“Miss Mallory?” came the voice of Bartholomew, cutting through the gentle voice of Anna as she read aloud from the works of Homer. We were on the Odyssey. The girl stopped speaking and dropped her eyes to the floor as my cousin entered the schoolroom. I turned from my position, standing and listening to my charge, and faced my employer.
“Sir?” I replied, inclining my head, feeling off-kilter, as usual. He always had the ability to unnerve me, and somehow I always felt as though he could read the thoughts which leapt to my mind when he was near, or when he was not. Since his humiliation – such an apt phrase – of Master Brown, I had harboured a great deal of unfriendly and disapproving thoughts of my employer, but as ever they mingled with those I had for him which were light and sweet. Such a confusion was my mind, and for some reason I had the feeling he wanted it that way. A creature sure of purpose is hard to hunt. One confused, not knowing which way to turn, is easier to catch.
Catch? I thought. Do you think him a hound after a rabbit?
Certainly it felt like that, at times.
It was the day after he had so cruelly disclosed Brown’s name to me, the day after I had found poor Anna, pale and crying in her bedroom for discovering that she was becoming a woman. The flush that lit my cheeks that day upon hearing his voice was at once formed for shame at the anger I felt towards him, although why I should have cause to feel bad myself for such an emotion I knew not, and at the same time, remembering the way he had spoken to me before that cruel disclosure, as if we were equals, as though he respected my opinion. Such small interest in me it took for me to think on him kindly! That too I resented, and felt was pathetic, and it was, but if you had gone your whole life being overlooked, you would understand how great a thing it is to draw notice, not just from anyone, but from someone your foolish heart admires.
“I have a matter to discuss with you, Miss Mallory,” he said, walking a step into the room and making a slight, yet oddly wholly arrogant, gesture to Anna which she recognised easily as a dismissal. She left the room without word or question. I looked up at my employer, remembering all too well the last time he and I had been alone in this room. I walked carefully to the other side of the desk, pretending I was rearranging, tidying the books upon it. When I looked up at him there was a smile on his face, and I am sure he easily recognised my actions as a method to put distance between us for my own safety, but he did not seek to move from the doorway where he hovered, staring at me.
I stood on my side of the desk and lifted my face to him. I stared him in the eyes, determination within mine. If he understood my actions, so much the better, for at least he understood I was not encouraging the type of behaviour which he had demonstrated the last time.
Before I had gone to be a governess, I had been warned by several mistresses of the school I had attended to be careful of the loose opinion many men, and indeed women, had of governesses. A single woman, even one raised to be a lady and a lady of accomplishment, was still an unknown quantity in a house when she came to it as a stranger. We governesses, we were a strange breed, adrift in the world in a certain respect, taken into a house without a father, brother or husband to introduce or protect us. Some older mistresses who had been governesses in the past warned in private that such a confusion of the natural order of social thinking could lead certain men to believe that governesses placed in their house were given to them as a plaything, and as such I must always be on guard. Perhaps this was why, when Bartholomew had taken liberties with my station and our relationship, I had taken it more in my stride than I might have done had I not gone into the world armed with such understanding.
Something in me said that I should not have to be the one watchful of my behaviour. If all the men of the world could control themselves, we would not have this issue at all.

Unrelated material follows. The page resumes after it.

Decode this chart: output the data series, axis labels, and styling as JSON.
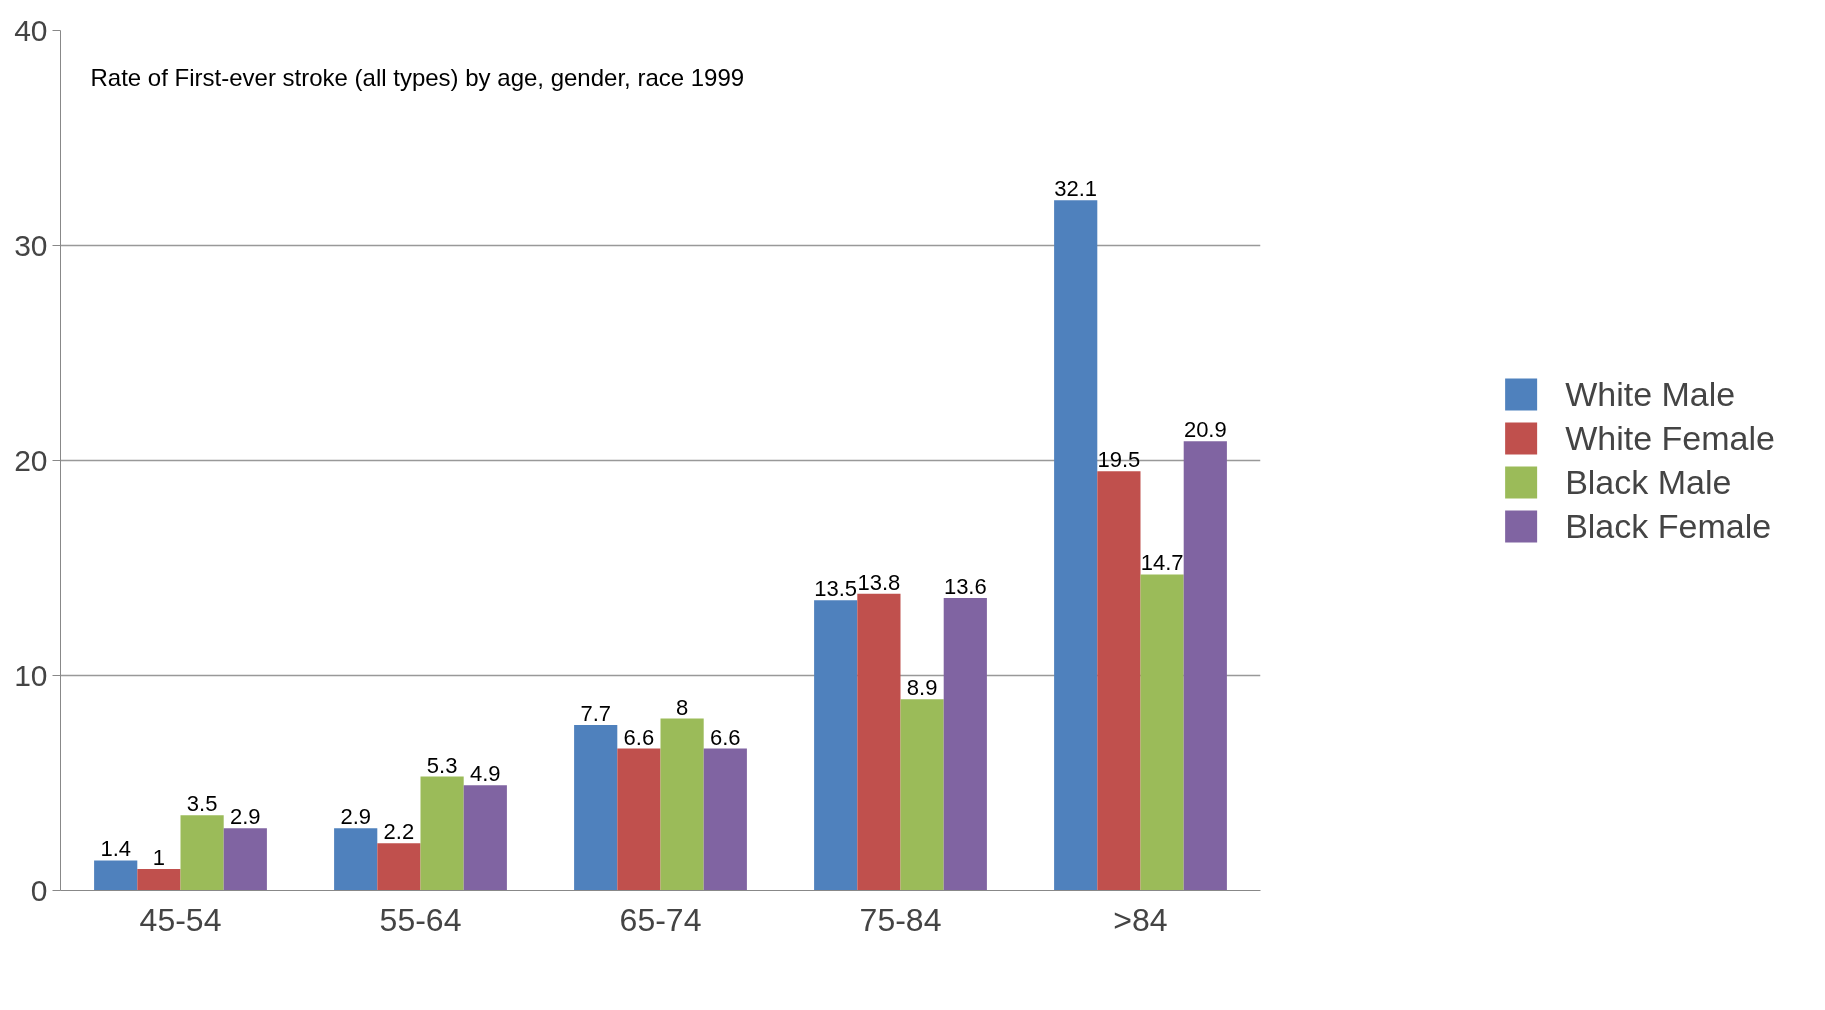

All the same, however, being warned of something and experiencing it are two entirely different things. I wanted no more confusion in the matter. No matter my feelings for my handsome cousin, I was not going to become a plaything to be used and then discarded. I wanted no illegitimate babe within my womb, nor to find myself destitute or homeless when he did not want a woman he had had an affair with around the house to shame him anymore. But I had to be careful too; at the moment he was my employer, and should he feel the need, could dismiss me without reference, or worse, promising a bad reference, condemning me to a life without future hope of earning a wage to support myself. I did not want that and knowing that stark truth made me realise that governesses who had given in to a master’s demands might well have done so as they felt they were held to ransom by their employer and had no other option but to submit to his carnal demands.
I was reassured, however, that since that altercation in the schoolroom, no other incidents had occurred. All the same, I was not willing to give them leave to. At night I locked my door and secured it as best I was able with a chair, for I had heard of women visited at night by employers who would use the cover of darkness and the slumber of the other members of the house to achieve what they wanted of a woman by force. During the day I kept myself at a distance, physically, as well as I was able. Mentally, however, was another matter.